Se réapproprier l'Histoire
Elizabeth Colomba est née en Hexagone de parents martiniquais : la dualité de ses origines et de l'environnement où elle a grandi a servi à inspirer sa démarche artistique. Ses tableaux explorent la thématique de la représentation des corps noirs féminins dans les formes classiques et néoclassiques de la peinture européenne traditionnelle.
Elizabeth Colomba décrit son approche comme un effort de "réintégration des corps noirs et de réappropriation de l'espace utilisé pour raconter l'histoire de l'art". Une réintégration qui suppose un manque initial d'inclusion : la peinture classique et néoclassique représente traditionnellement des personnes blanches.
Queenie, "une histoire universelle"
Peintre à l'origine, c'est avec un roman graphique qu'Elizabeth Colomba retrace la vie de Stéphanie St Clair, surnommée "Queenie", une gangster martiniquaise du Harlem des années 1930 qui a réellement existé. Queenie, la marraine de Harlem est une bande-dessinée co-scénarisée par Elizabeth Colomba et Aurélie Levy.
Queenie nous plonge dans la Renaissance de Harlem, une période de renouveau intellectuel et artistique de la communauté noire.

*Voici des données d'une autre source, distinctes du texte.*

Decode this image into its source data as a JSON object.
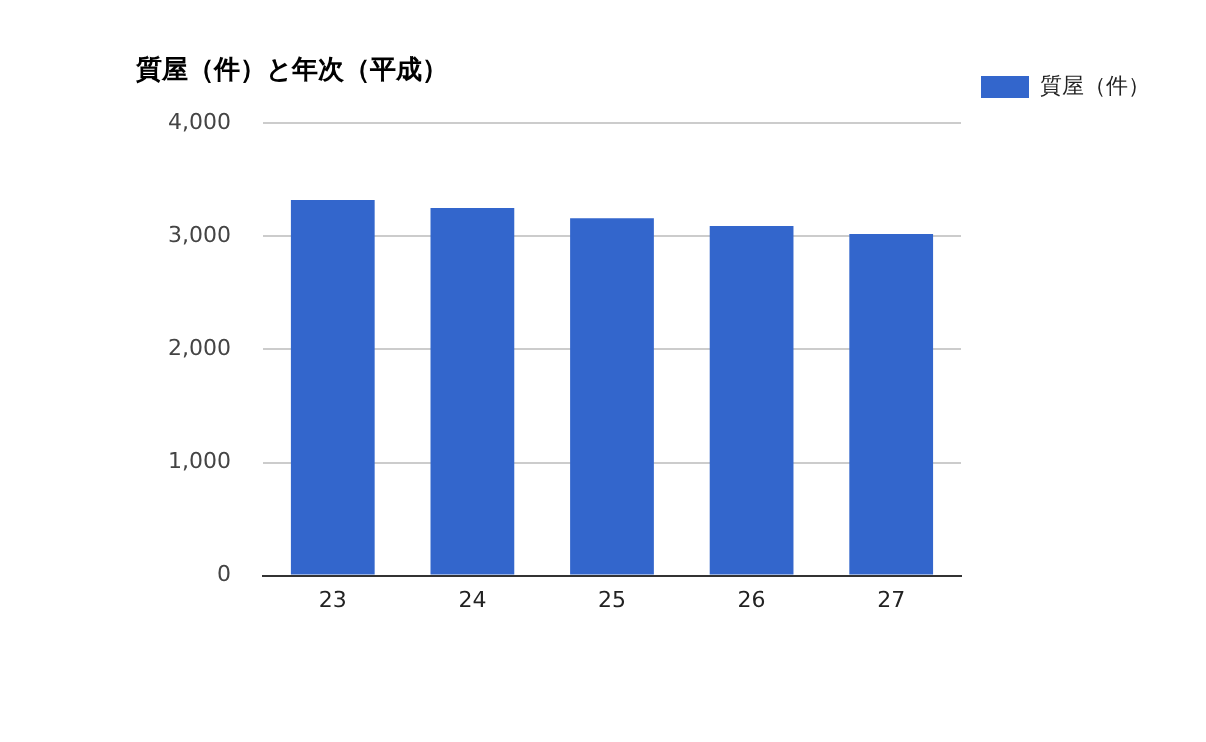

Queenie, une femme noire mafieuse, est érigée en héroïne qui veille sur sa communauté et dénonce la corruption à Harlem, notamment de la police.
La force du personnage est qu'elle "peut avoir des échos dans chaque personne". Elizabeth Colomba évoque par ailleurs un "écho irrésistible" par rapport à sa propre vie : Queenie et Elizabeth Colomba sont deux femmes martiniquaises installées à Harlem. Selon l'artiste, "l'histoire de Queenie est assez universelle et peut inspirer tout le monde".
Queenie paraîtra le 27 août aux éditions Anne Carrière.